Pour le fondateur de Larian, “les joueurs ont besoin de développeurs qui peuvent prendre des risques.” Ce que les éditeurs se refusent généralement à faire, car cela revient à risquer de se planter. “Or si tu regardes des enfants qui grandissent, la chose la plus importante dans l’apprentissage d’un métier ou de la vie c’est le fait de faire des fautes et de pouvoir apprendre de ses fautes. Et nous, on a fait beaucoup de fautes dans le passé, on a appris beaucoup et maintenant, on va faire de nouvelles fautes : ça nous permet d’accéder à nos passions dans le jeu.” Dans l’esprit aussi, Larian reste indépendant : “la grande différence c’est qu’il n’y a pas d’actionnaire extérieur qui va avoir un impact. On n’a pas besoin [à telle date] de faire du profit, sinon les actionnaires vont être fâchés. […] Notre essence de joueur est beaucoup plus importante que l’argent.”
Cela correspond aussi à la volonté d’imposer un challenge au joueur, de le confronter à un minimum de difficulté – à l’inverse de la tendance, qui a longtemps sévi et continue de sévir pour bon nombre de licences : “nous on voulait faire un jeu auquel on aimerait bien jouer. On a des joueurs qui ont déjà joué à beaucoup de titres, et si c’est trop simple, on ne va pas s’amuser, il faut qu’il y ait un challenge.”
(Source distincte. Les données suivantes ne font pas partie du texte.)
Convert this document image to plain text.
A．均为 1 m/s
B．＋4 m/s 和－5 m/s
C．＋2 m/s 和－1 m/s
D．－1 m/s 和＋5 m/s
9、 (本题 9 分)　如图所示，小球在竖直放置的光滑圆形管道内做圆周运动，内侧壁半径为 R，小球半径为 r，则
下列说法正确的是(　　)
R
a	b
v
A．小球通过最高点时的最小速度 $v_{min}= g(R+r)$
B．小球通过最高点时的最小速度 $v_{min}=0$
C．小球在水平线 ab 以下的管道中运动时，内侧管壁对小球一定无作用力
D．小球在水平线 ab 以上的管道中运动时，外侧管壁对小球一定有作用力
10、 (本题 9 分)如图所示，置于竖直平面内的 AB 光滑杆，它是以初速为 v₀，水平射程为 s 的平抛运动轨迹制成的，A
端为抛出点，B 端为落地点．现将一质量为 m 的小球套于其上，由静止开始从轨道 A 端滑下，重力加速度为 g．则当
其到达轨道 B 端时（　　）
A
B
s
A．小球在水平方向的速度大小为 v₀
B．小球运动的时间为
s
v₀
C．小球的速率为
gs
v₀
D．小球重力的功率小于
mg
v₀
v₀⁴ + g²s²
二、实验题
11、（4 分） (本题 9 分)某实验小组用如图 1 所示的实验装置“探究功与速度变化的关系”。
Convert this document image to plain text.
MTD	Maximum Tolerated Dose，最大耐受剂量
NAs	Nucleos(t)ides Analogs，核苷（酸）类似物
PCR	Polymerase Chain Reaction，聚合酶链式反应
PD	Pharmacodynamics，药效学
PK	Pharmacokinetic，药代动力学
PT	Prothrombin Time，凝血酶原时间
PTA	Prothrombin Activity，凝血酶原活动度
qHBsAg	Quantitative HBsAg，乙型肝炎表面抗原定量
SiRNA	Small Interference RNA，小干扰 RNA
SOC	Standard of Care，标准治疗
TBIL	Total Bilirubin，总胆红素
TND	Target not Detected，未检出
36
Divinity: Original Sin 2 : le développement de tous les défis
En lisant notre test et en jouant à Divinity: Original Sin 2, vous vous rendrez compte d’une chose très rapidement : le titre est incroyablement complet. Un élément en particulier a attiré notre attention : la qualité de l’écriture et de la narration. Il s’avère que sa complexité a été la partie la plus difficile pour Vincke :
La [partie la] plus difficile c’est aussi celle dont je suis le plus fier : c’est la complexité du narratif. C’était la chose la plus compliquée que j’ai faite dans ma vie parce qu’on avait tellement de lignes de quêtes. Tu choisissais les protagonistes historiques et les protagonistes custom que tu pouvais jouer ou prendre comme compagnons, et ces derniers avaient 6 quêtes spécialisées en plus de l’histoire principale et cela pouvait marcher en multijoueur avec 4 joueurs maximum. Et je dois dire que toutes ces permutations étaient un peu difficiles. […] Le scripting a été très compliqué, ça a pris beaucoup de temps. Mais j’en suis très fier parce que c’est quelque chose qui n’a jamais été fait avant et ça montre maintenant une énorme liberté, tu as toujours l’impression que le monde réagit de manière fluide et naturelle, je ne veux pas dire qu’il n’y a pas parfois un petit truc ici et là, mais je trouve ça très chouette que l’équipe ait réussi à faire tout ce bazar et que ça ait marché.
Quand nous soulignons de plus que “le système d’étiquette rajoute aussi des interactions avec le monde et les différentes histoires des personnages historiques ont en plus des points de contact…” il répond dans un rire : “Oui ça c’était l’horreur totale pour le scripteur.” Tu m’étonnes.
Au final, le meilleur moment pour Swen Vincke reste celui où toutes les parties du jeu sont assemblées après avoir été développées séparément et que tout s’imbrique pour constituer le tableau final. Quant aux éventuels regrets que l’homme pourrait avoir sur Divinity: Original Sin 2, il préfère ne pas en parler, comme ça les gens ne remarqueront rien !
Il y a des choses… je ne pense pas que les joueurs vont voir, alors c’est mieux de ne pas en parler (rires). Il y a définitivement une liste des chouchous que j’ai dû tuer parce qu’il y a aussi un aspect production dans le développement d’un jeu, mais je suis assez fier du résultat.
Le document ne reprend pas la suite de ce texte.